As vice president, Pence also cast a tie-breaking vote in the Senate a total of 13 times during his four-year term. Harris, meanwhile, has already done so on four occasions, matching the number of times former Vice President Al Gore stepped in during President Bill Clinton’s eight years in office.

Then-U.S. President Donald Trump, left, speaks as Vice President Michael R. Pence, right, looks on at the White House in November 2020. (Chip Somodevilla/Getty Images)

With the Senate split 50-50, Harris is likely to find herself in that position again often until at least the 2022 midterm elections. Biden, by comparison, was not given the opportunity to break a tie in the chamber even once as vice president during President Barack H. Obama’s eight years.

But her most public role, so far, has been on immigration.

As migration “czar,” Harris is leading the effort to stem the flow of undocumented migrants from El Salvador, Honduras and Guatemala heading to the U.S. southern border via Mexico.

So far, she has made visits to Guatemala and Mexico, where she met with local officials in an attempt, she said, to tackle the root destabilizing conditions leading people from Central America to seek refuge in the United States. Her June 25 trip to El Paso, Texas, however, was seemingly triggered by Republican criticisms that she had not cared to survey the situation there.

Then-President Bill Clinton, right, walks with Vice President Al Gore at the Wye River Plantation in Maryland where peace talks were taking place between then Israeli Prime Minister Benjamin Netanyahu and Palestinian leader Yasser Arafat in October 1998. (White House/Getty Images)

Her attempts to downplay the “delays” in her trip only amplified the criticism, said Andrew R. Arthur, a resident fellow in law and policy at the anti-migration Center for Immigration Studies, which has advocated for the construction of a physical border wall along the U.S.–Mexico border.

“It’s an important responsibility, and the vice president has been slow to rise to the occasion with respect to that responsibility,” Arthur told Zenger, adding that the criticisms from her foes were not off-base. “More needs to be done, and it’s important that she actually gets to doing it.”

“There is a crisis at the border, and there’s a certain amount of response — and a timely response — needed, and that timely response just doesn’t seem like it’s been forthcoming from the vice president’s office thus far,” he said. “There have been a lot of questions about why she hasn’t been to the border thus far, and her responses have been somewhat less than satisfying.”

Arthur said he thought it was “good” the vice president was now visiting El Paso.

Yet while her handling of immigration will attract the most attention from the right, it’s her role leading the Biden’s fight against voting rights restrictions where she stands to be evaluated most by her own party.

Harris presided over the Senate for the first time outside of casting a tie-breaking vote this week as the chamber debated the For the People Act — a sweeping bill that would have countered voting restrictions pursued by GOP-led state legislatures, but which ultimately failed to advance in the Senate.

Despite the Democrats’ slim majority with her tie-breaking vote in the 50-50 split chamber, the bill was dead-in-the-water thanks to the Republican Party’s filibuster powers, which requires a 60-vote majority to pass anything.

U.S. Vice President Kamala Harris speaks to the media after presiding over a vote on a sweeping voting rights bill in the Senate on June 22. (Alex Wong/Getty Images)

Harris is now expected to take the effort outside of Congress by meeting with advocates and business leaders to publicly making the case against state measures that restrict voting in the coming weeks.

Whatever happens, Biden has reiterated his trust in Harris’s ability to handle the tasks she has been assigned — just as he was trusted by Obama on many White House policy issues, such as the Iraq War, gun violence, infrastructure and international relations.

In the end, Biden’s emphasis on carving out a fuller role for his right-hand woman stems more from his own experience serving as the nation’s No. 2, rather than any eye toward 2024, according to Kondik.

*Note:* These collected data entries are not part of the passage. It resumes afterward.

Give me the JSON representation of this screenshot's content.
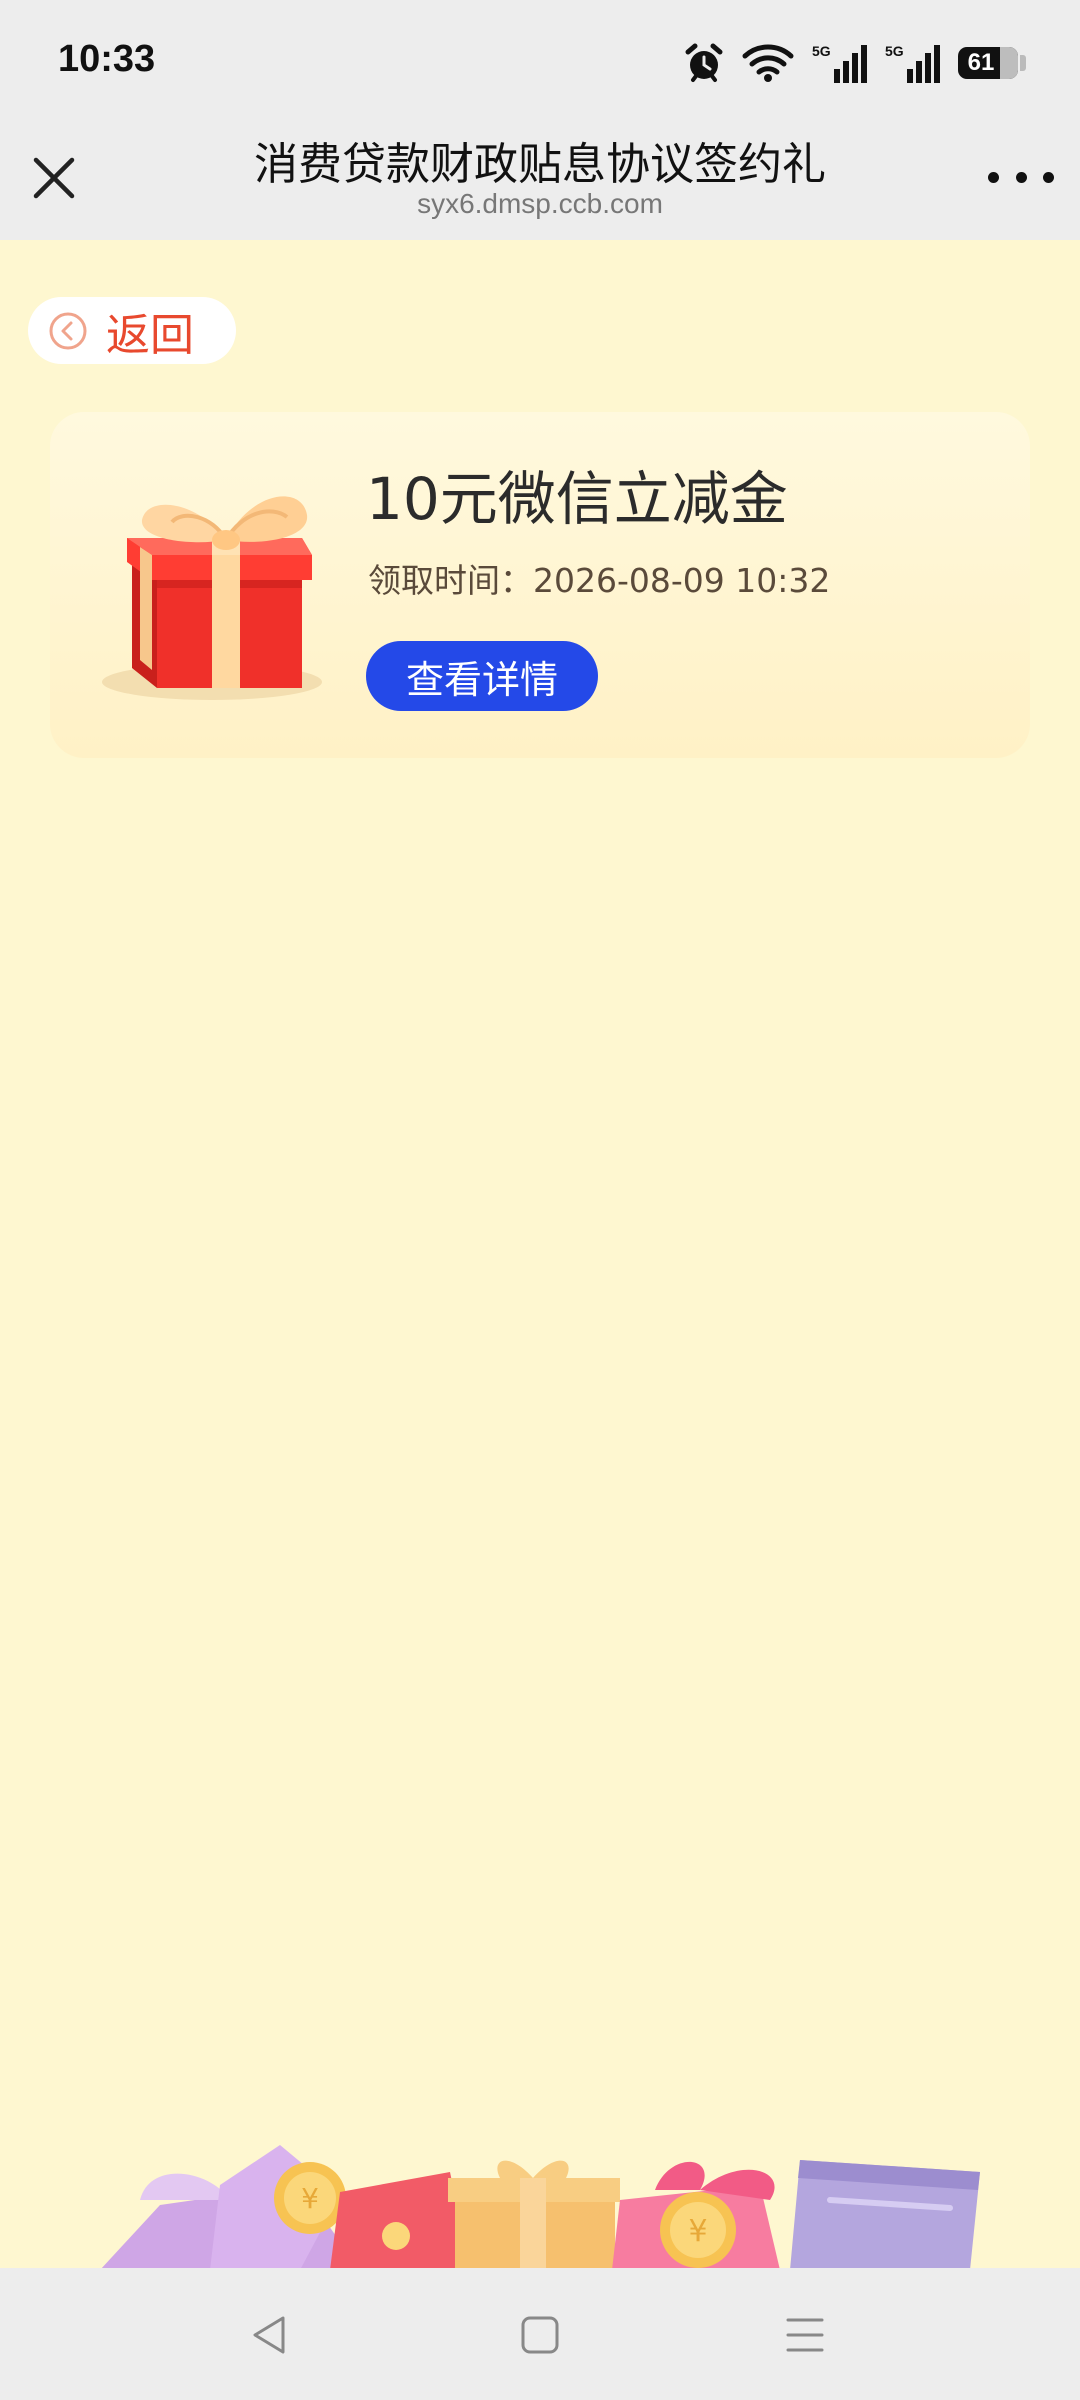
{
  "status_bar": {
    "time": "10:33",
    "alarm_icon": "alarm-clock-icon",
    "wifi_icon": "wifi-icon",
    "sim1": {
      "tag": "5G",
      "icon": "signal-icon"
    },
    "sim2": {
      "tag": "5G",
      "icon": "signal-icon"
    },
    "battery": "61"
  },
  "header": {
    "title": "消费贷款财政贴息协议签约礼",
    "domain": "syx6.dmsp.ccb.com",
    "close_icon": "close-icon",
    "more_icon": "more-horizontal-icon"
  },
  "back": {
    "label": "返回",
    "icon": "chevron-left-circle-icon",
    "color": "#E8492E"
  },
  "gift_card": {
    "title": "10元微信立减金",
    "time_label": "领取时间：",
    "time_value": "2026-08-09 10:32",
    "button_label": "查看详情",
    "button_color": "#2449E8",
    "icon": "gift-box-icon"
  },
  "decoration": {
    "icon": "gifts-and-coins-banner"
  },
  "nav": {
    "back_icon": "nav-back-icon",
    "home_icon": "nav-home-icon",
    "menu_icon": "nav-menu-icon"
  },
  "colors": {
    "page_background": "#FEF7D0",
    "chrome_background": "#EDEDED"
  }
}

Whether Harris runs in 2024 was ultimately moot, as her experience would prove just as worthwhile for a 2028 run.

“Biden, a former vice president himself, has gone out of his way to include Harris in his administration, and she has been by his side at several major public occasions,” Kondik said. “Biden likely was cognizant of the fact that elevating Harris to the vice president slot made it likelier that she would be a presidential nominee at some point — just like Barack Obama elevating Biden helped him eventually become a nominee himself.”

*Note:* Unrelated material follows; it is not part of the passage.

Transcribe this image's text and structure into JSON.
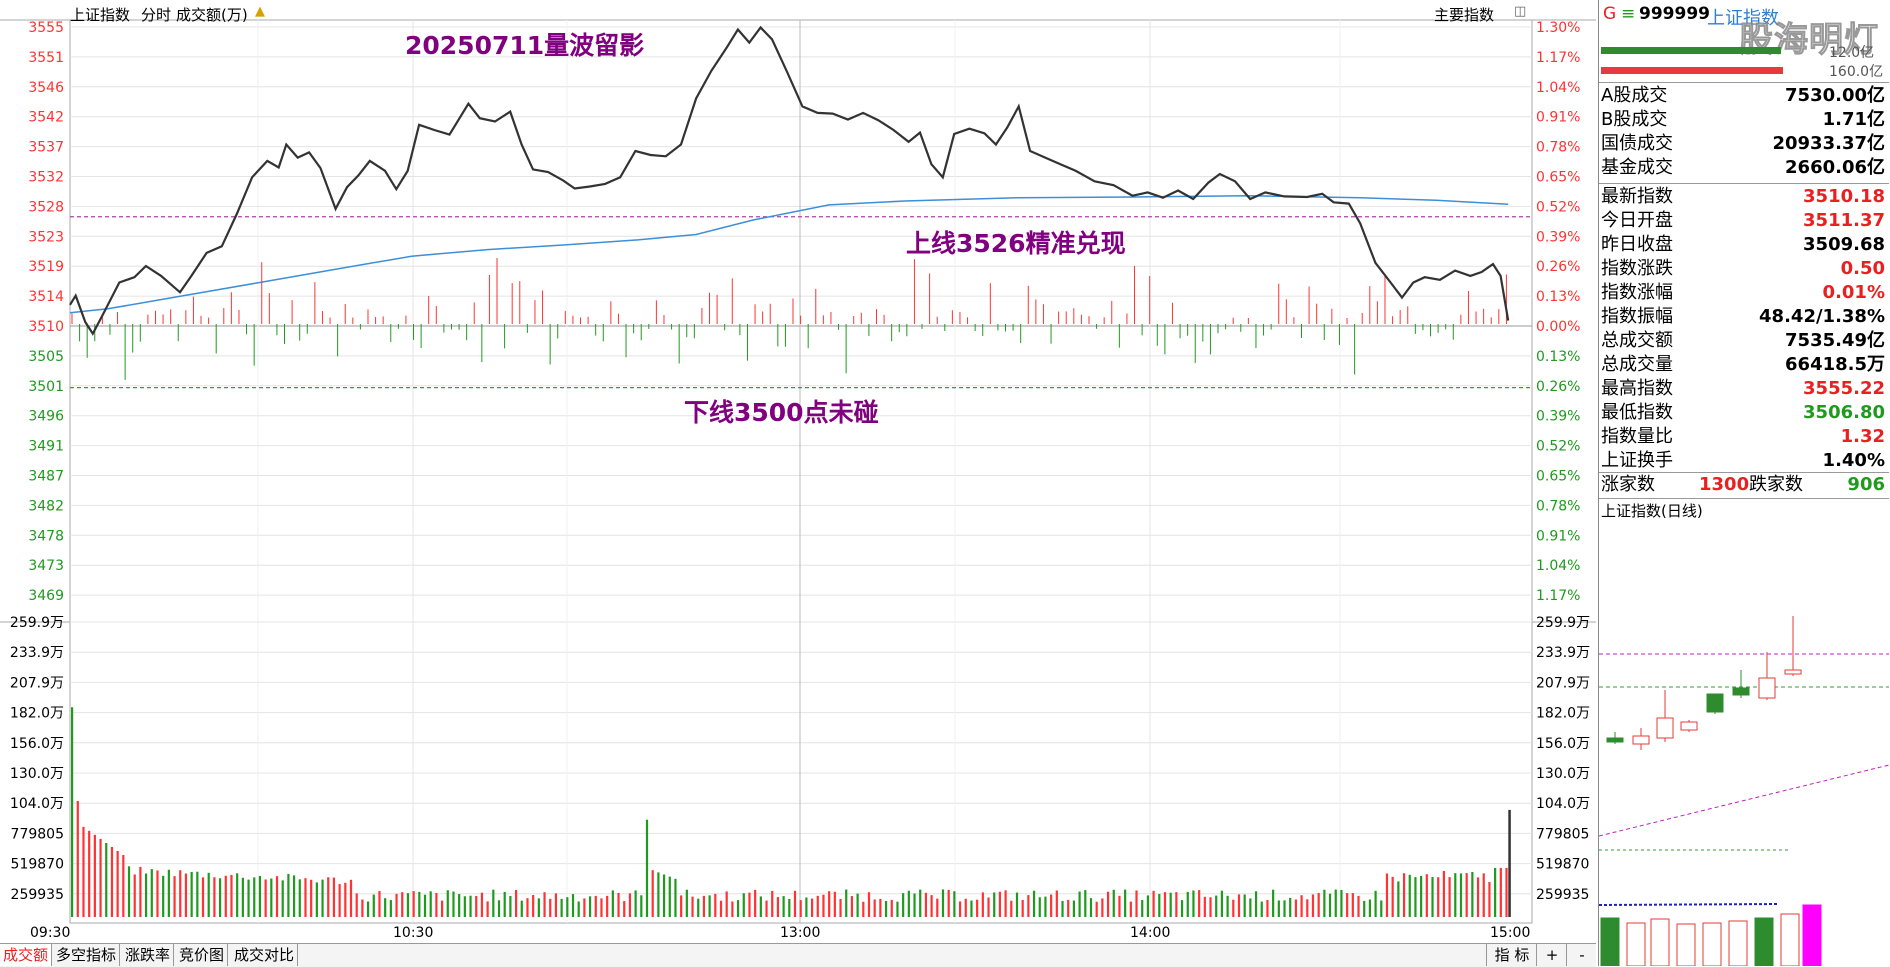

U.S. President Joseph R. Biden Jr. talks to Vice President Kamala D. Harris at the White House on June 24. (Kevin Dietsch/Getty Images)

Though there’s no reason he cannot run in 2024, Biden has fueled some uncertainty about the likelihood of his leading the Democratic ticket three years from now by failing to definitively commit to another run.

Such uncertainty could hinder Republican strategizing, as the GOP faces a challenge in crafting campaign messaging, given their lack of clarity about whom the Democrats will put up as their opponent.

Additionally, should Biden sit out the 2024 contest, it is possible that Harris could face a primary challenge from the progressive wing of her party while vying for the Democratic presidential nomination.

In her role as migration “czar,” she has already faced hefty criticism from more left-wing lawmakers in her party for telling Central Americans “Do not come” to the U.S. during a speech she delivered while in Guatemala.

 

“This is disappointing to see,” Rep. Alexandria Ocasio-Cortez (D-N.Y.) tweeted. “First, seeking asylum at any U.S. border is a 100% legal method of arrival. Second, the U.S. spent decades contributing to regime change and destabilization in Latin America. We can’t help set someone’s house on fire and then blame them for fleeing.”

The potential threat of a primary challenge may prompt Harris to tread more lightly.

But, at roughly six months in to Biden’s presidency, it’s far too early to tell, Kondik said.

“That Biden is the oldest president in American history may, from an actuarial standpoint, make it likelier that she ultimately has to assume the job,” Kondik said, “but there’s no way of knowing whether she will, and I think we also should assume for now that Biden will seek a second term if he is able.”